The problem is I live on a golf course, and my back yard ends on a tee-box, so I have hundreds of people coming by here daily.  And, I wouldn't want to have a tarp with bungee cords covering my pit.

My view:













Patio_1.jpg



__ mickhlr
__ Jun 16, 2013






Their view, and why I'd like to find a nice cover:













Patio_3.JPG



__ mickhlr
__ Jun 16, 2013


----------



## papacurtis (Jun 16, 2013)

Beautiful home and view. Hope you find that cover you need. [emoji]128591[/emoji]


----------



## influencer (Jun 16, 2013)

A buddy of mine made a custom cover out of flat roof membrane. There are membranes that can tolerate high heat and extreme cold for years without deteriorating. Its big and heavy, doesn't tear easily and is waterproof. Most remain flexible in negative temps too.

A little cutting, some heavy duty stitching and sealant and it could be a great alternative. Not sure how feasible it is for the average joe, he was a roofer so had all the tools to manipulate it. I do know its like a big heavy duty tarp though. I used a big section of it to cover a building I was about 50 % done with, some sections of the membrane between rafters were holding probably 20 gallons without a drop leaking through.


----------



## mickhlr (Jan 22, 2014)

Just wanted to report that the Char-Broil Heavy Duty Smoker Cover (not the XL) works great on my Wrangler.  I've been using it for a couple of months now, and it still looks like new...even through the winter weather we've had.  I just wrap a large bungee cord around it to keep it from blowing away.  It works great and looks good...and it was less than $20.  Can't beat it for the price.  That Oklahoma Joe cover I was using looked terrible after two months of use, and faded from black to white on top.  And, since it didn't fit well, it looked like crap...and it was twice the price of this one.

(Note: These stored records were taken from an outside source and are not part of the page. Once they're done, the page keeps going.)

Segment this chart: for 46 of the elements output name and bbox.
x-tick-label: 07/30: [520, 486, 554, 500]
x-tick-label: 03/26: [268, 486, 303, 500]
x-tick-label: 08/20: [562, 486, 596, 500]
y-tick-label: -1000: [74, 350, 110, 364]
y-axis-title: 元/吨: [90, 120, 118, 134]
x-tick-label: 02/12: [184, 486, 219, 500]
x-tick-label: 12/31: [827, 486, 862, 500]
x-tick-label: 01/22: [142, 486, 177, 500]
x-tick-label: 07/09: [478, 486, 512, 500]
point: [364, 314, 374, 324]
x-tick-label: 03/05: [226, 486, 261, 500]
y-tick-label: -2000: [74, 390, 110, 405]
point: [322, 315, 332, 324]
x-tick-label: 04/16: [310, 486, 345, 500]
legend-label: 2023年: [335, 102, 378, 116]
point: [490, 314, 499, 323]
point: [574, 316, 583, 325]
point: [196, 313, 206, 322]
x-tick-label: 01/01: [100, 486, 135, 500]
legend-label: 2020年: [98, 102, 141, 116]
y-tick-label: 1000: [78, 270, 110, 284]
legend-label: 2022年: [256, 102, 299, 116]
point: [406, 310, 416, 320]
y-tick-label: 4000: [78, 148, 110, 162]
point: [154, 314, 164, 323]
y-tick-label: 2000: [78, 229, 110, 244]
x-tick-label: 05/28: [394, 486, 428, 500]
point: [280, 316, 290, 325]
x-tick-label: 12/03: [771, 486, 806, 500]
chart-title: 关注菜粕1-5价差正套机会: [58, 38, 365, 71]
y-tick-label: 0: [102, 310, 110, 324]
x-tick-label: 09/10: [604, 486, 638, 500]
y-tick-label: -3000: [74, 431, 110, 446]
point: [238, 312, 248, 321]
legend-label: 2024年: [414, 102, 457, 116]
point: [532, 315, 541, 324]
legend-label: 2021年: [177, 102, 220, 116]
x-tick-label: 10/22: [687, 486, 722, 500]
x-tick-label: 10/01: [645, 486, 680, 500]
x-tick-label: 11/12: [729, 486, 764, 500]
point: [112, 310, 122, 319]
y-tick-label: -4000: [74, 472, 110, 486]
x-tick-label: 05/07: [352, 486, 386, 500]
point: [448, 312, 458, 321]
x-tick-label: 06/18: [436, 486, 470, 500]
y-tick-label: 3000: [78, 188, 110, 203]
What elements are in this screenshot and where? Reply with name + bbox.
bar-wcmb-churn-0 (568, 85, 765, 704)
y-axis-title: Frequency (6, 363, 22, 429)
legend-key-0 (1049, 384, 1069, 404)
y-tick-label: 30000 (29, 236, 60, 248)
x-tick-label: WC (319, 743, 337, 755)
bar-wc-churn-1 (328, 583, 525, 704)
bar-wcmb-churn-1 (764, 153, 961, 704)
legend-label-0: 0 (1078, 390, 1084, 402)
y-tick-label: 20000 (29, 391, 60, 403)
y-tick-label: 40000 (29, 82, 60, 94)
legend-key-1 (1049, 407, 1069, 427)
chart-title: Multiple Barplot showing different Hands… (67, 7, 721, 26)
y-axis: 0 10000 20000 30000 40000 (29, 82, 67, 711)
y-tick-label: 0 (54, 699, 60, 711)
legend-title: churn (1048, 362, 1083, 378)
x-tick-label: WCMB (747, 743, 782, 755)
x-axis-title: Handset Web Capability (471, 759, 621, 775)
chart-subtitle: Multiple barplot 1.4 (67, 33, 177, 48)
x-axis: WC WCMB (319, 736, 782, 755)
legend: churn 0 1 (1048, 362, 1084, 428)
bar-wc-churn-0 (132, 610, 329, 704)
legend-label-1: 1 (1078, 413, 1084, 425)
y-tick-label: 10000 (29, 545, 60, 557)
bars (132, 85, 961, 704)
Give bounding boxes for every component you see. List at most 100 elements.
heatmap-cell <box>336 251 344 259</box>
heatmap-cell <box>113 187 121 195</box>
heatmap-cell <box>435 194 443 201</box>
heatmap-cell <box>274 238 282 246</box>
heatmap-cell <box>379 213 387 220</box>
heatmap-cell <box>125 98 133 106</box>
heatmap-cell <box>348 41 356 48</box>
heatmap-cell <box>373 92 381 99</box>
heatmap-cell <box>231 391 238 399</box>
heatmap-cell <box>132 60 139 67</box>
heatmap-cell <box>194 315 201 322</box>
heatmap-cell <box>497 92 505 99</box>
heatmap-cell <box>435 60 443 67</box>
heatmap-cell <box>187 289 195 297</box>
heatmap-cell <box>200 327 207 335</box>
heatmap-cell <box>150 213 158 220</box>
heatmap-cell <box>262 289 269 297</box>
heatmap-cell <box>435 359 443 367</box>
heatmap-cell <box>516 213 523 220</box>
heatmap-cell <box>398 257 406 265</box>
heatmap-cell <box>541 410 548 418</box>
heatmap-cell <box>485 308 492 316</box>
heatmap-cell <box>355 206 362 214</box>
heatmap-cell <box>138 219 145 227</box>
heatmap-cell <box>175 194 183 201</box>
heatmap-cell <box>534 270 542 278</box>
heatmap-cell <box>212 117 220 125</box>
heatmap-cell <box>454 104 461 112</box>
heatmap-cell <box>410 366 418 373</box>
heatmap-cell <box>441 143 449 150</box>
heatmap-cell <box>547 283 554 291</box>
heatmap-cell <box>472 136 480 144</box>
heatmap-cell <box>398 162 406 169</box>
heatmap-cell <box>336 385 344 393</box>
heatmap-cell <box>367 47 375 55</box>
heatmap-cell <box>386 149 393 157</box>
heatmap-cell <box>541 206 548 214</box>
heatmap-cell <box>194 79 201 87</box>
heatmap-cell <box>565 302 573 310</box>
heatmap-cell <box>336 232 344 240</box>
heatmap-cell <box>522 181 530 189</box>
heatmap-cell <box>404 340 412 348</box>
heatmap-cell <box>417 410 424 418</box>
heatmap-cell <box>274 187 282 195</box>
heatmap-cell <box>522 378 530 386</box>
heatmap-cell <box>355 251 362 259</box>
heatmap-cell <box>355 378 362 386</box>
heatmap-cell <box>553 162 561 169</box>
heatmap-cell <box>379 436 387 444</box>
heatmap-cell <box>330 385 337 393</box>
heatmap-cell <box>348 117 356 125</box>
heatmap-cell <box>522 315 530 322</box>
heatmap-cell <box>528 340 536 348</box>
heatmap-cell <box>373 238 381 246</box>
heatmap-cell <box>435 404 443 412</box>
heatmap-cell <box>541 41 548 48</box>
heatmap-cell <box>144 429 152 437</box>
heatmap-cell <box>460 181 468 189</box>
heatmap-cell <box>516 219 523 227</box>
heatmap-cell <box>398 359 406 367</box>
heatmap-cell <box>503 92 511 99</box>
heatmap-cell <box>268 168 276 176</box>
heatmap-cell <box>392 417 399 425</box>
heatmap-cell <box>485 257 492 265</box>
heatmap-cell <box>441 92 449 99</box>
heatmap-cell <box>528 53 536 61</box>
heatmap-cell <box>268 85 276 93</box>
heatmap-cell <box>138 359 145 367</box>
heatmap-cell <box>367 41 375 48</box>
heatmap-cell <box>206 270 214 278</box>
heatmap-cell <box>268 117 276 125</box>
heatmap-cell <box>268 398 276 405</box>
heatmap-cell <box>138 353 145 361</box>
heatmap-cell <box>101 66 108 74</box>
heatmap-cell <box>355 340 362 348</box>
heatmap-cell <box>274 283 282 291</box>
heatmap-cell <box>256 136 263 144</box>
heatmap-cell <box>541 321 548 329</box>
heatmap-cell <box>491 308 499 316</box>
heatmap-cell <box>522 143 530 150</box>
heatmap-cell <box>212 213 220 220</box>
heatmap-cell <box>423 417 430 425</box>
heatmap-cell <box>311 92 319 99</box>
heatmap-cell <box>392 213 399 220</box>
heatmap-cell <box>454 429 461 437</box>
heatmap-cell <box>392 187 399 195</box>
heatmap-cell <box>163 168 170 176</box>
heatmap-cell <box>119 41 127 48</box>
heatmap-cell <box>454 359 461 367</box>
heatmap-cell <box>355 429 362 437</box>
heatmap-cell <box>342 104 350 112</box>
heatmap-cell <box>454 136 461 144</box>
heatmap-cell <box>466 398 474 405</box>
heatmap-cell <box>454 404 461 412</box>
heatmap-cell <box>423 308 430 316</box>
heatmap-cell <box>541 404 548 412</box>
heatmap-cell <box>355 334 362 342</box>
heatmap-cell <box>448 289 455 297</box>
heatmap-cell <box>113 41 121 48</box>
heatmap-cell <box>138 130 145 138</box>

Char-Broil Heavy Duty Smoker Cover.jpg



__ mickhlr
__ Jan 17, 2014


----------



## harleysmoker93 (Jan 27, 2014)

Have you tried www.grillwraps.com?


----------



## show me smoke (Jan 28, 2014)

Nice website...i am going to see how much to make a cover for my Yoder Kingman offset.  Thanks for the link


----------



## django (Jan 30, 2014)

Harbor Freight , Grey reflective cover.


----------